[Editor’s Note: Today’s guest post comes from Warrior Mom Catherine Barber. She lists the things she wish she’d known more about postpartum depression before experiencing it first hand. -Jenna]

4 Things I Wish I'd Known About Postpartum Depression -postpartumprogress.com

Our culture celebrates the joys of motherhood. We shower expectant mothers with gifts and tell new moms to “enjoy every minute” because babies grow up so fast. But what if pregnancy or motherhood is nothing like what you expected?

Many women have heard about postpartum depression, perhaps when a friend or celebrity shared her experience. But we don’t talk enough about how common, complex, and devastating postpartum depression can be. One in every seven mothers in the United States gets postpartum depression; much of it goes untreated. Suicide has become the second leading cause of death in the first year after giving birth.

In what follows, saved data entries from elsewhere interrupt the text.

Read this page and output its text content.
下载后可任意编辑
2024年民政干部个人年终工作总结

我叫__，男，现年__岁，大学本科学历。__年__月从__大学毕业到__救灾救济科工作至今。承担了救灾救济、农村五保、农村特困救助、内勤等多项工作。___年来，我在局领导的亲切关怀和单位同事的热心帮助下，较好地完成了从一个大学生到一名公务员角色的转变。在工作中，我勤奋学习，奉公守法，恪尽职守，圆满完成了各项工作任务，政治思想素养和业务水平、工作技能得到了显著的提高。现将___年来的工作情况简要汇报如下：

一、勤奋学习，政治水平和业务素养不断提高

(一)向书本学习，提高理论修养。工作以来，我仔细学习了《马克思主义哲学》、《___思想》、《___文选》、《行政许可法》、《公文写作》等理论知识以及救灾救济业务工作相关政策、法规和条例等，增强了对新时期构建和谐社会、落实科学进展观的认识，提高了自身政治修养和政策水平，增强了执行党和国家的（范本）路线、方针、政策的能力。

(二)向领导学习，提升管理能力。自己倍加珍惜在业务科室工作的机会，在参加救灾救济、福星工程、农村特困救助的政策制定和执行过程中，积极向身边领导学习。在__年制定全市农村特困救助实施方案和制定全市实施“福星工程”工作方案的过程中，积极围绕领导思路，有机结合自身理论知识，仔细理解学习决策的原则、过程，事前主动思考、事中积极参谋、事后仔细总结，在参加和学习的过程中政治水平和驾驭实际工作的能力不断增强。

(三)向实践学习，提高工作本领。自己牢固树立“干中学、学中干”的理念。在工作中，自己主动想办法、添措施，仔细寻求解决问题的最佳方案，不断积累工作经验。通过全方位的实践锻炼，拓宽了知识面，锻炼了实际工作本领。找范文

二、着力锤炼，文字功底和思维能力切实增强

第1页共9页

I love children and have always wanted to be a mom. Although mental illness and mood disorders like depression and anxiety run in my family, I never expected to have postpartum depression.

Like me, you may have an image of a depressed new mom in your head, who recently gave birth, and is so weepy and sad she can’t take care of her baby or form an emotional connection to them. But I want all mothers-to-be to know postpartum depression may be nothing like this. It is a treatable illness that passes. You are a good mother. This is not your fault. You are not alone.

1. Depression is Common in Pregnancy and in the First Year after Giving Birth

I thought postpartum depression was a continuation of baby blues—the normal hormonal shifts many women experience in the first few weeks after giving birth. It is for some women. But you can develop mood disorders in pregnancy or, like me, when your baby is older. Mine hit when my baby was four months old and we began planning a stressful move.

2. You Might Know Something Is Deeply Wrong, but It Doesn’t Seem Like Depression

I seemed fine to others, and didn’t believe I was experiencing depression and anxiety. I seemed together, but on the inside, I was falling apart. I was completely overwhelmed by everyday activities like grocery shopping, driving, and preparing meals. I was scared and ashamed I was feeling the way I was. I felt like I was going crazy. And I was angry.

I knew something was very wrong and I didn’t feel like myself. As a first-time mother though, it’s so hard to know what is “normal.” You might be thinking to yourself, “This is so much harder than I expected. Other moms seem to be doing fine. Why can’t I handle this? What’s wrong with me?” You don’t want to feel the way you do, but you can’t help it.

3. Recognize Your Symptoms and Find Support

Things improved quickly after I was diagnosed with postpartum depression, anxiety, and panic disorder. I finally knew what was wrong and found great local and online resources. I learned about postpartum mood disorders and connected with other moms who were going through them. We all had different stories and symptoms, but we all loved our babies and wanted to feel like ourselves again.

4. This Treatable Illness Passes

It is not my fault I had postpartum depression. Like physical illness, it was out of my control. I needed treatment to get better. Joining a support group for first-time moms with postpartum depression and anxiety, combined with counseling and medication worked for me.

It was hard to believe the illness would pass when I was in the depths of it. But it did. My daughter, the love of my life, just turned a year old. She is doing great, and I feel like myself again. I can laugh and make jokes, appreciate the natural beauty around me, see the good in people, and discover the world through my daughter’s eyes. None of this would have been possible without knowing I had postpartum depression and getting treatment and support.

We owe it to mothers to talk openly about postpartum depression. One million women in the United States experience postpartum mood disorders; only one in five gets treatment. Let struggling mothers know they are strong, good mothers. What they are experiencing isn’t their fault, they are not alone, and they will get better.

 
Catherine Barber is a first-time mom living in Los Angeles. She works in healthcare and loves exploring Southern California with her daughter. Catherine is Climbing Out of the Darkness with other survivors to raise awareness about postpartum mood disorders this June.